Daniel Bleichenbacher of Bell Labs is known for multiple attacks against RSA encryption and RSA signatures when implemented as SSL certificates. These attacks hold against the standard PKCS implementation of RSA. The attack compromises confidentiality, but is not easily used for tampering.
Some history, the new function added to PKCS2, OAEP, was implemented with returns at different parts of the error process. This leaked why decrypting certain ciphertexts led to the fail state, a vulnerability that removed the security that fail state added.
Wiener's attack works on implementations that use a small key, d, to speed up the computation time of RSA. Algebraic evidence suggests that RSA decryption will never be securely sped up.

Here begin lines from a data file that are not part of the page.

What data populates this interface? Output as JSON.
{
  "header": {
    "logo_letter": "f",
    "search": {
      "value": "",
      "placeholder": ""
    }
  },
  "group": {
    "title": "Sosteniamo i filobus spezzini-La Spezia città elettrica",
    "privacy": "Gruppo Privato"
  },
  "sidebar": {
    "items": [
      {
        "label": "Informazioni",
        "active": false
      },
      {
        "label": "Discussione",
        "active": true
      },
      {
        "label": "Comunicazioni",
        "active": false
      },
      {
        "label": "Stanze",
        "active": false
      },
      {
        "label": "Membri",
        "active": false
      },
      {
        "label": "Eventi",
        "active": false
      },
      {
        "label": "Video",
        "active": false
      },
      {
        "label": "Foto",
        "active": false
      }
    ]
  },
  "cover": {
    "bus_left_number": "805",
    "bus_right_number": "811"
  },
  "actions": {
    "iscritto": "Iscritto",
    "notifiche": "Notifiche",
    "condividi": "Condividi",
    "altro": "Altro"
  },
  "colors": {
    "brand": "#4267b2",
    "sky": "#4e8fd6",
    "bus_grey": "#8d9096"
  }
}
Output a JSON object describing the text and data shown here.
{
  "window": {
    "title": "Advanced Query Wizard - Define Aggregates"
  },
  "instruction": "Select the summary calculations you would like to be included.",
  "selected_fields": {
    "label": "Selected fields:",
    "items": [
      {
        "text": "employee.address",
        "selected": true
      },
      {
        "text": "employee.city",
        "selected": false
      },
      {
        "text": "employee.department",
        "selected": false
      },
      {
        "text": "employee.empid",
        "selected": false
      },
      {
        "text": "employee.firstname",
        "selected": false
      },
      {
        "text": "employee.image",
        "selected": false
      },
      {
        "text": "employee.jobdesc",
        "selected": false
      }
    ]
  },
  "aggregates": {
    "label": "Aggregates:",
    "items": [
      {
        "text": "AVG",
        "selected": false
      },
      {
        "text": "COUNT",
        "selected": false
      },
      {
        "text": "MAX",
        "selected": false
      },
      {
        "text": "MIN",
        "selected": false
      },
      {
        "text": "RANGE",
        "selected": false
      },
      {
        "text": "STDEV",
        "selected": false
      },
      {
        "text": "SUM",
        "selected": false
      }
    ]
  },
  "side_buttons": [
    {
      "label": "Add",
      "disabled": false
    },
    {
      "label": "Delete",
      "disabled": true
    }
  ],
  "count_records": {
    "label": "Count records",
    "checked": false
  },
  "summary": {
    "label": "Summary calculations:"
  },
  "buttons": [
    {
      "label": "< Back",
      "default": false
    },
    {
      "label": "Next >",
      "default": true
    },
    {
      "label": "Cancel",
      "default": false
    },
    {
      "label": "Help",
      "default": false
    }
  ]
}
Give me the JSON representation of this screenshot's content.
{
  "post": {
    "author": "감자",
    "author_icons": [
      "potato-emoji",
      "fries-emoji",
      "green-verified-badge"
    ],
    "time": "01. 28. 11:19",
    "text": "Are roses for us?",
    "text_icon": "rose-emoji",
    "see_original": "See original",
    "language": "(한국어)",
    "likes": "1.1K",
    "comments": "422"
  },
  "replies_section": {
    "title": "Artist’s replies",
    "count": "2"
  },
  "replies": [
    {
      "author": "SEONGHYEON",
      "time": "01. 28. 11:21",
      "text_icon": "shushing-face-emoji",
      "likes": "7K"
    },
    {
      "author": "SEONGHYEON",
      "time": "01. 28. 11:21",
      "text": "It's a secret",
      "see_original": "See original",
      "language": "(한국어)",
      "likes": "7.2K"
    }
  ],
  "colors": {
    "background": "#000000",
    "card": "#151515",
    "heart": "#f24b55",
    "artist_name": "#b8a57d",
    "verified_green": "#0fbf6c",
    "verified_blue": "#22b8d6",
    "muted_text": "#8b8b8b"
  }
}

The ElGamal system relies on properties of finite cyclic groups. We start with G, a finite cyclic group of order n, and a hash function, H, that maps G-squared to K. Using this along with a symmetric authenticated encryption defined over (K,M,C), (Es,Ds). We chose a random generator, g, in G, and a random a in Zn. To encrypt, given g, g to the a, and m, we select b at random from Zn. Then u is g to the power of b, and v is g to the power of a to the power of b. H(u,v) maps to k, and Es(k,m) maps to c. We output u and c. To decrypt, given a, u, and c, we set v to u to the power of a. Then H(u,v) maps to k, Ds(k,c) maps to m, and we output m.
This hash variant of Diffie Hellman is semantically secure, but is not chosen ciphertext secure. To resolve this vulnerability, the process of twin ElGamal has been developed.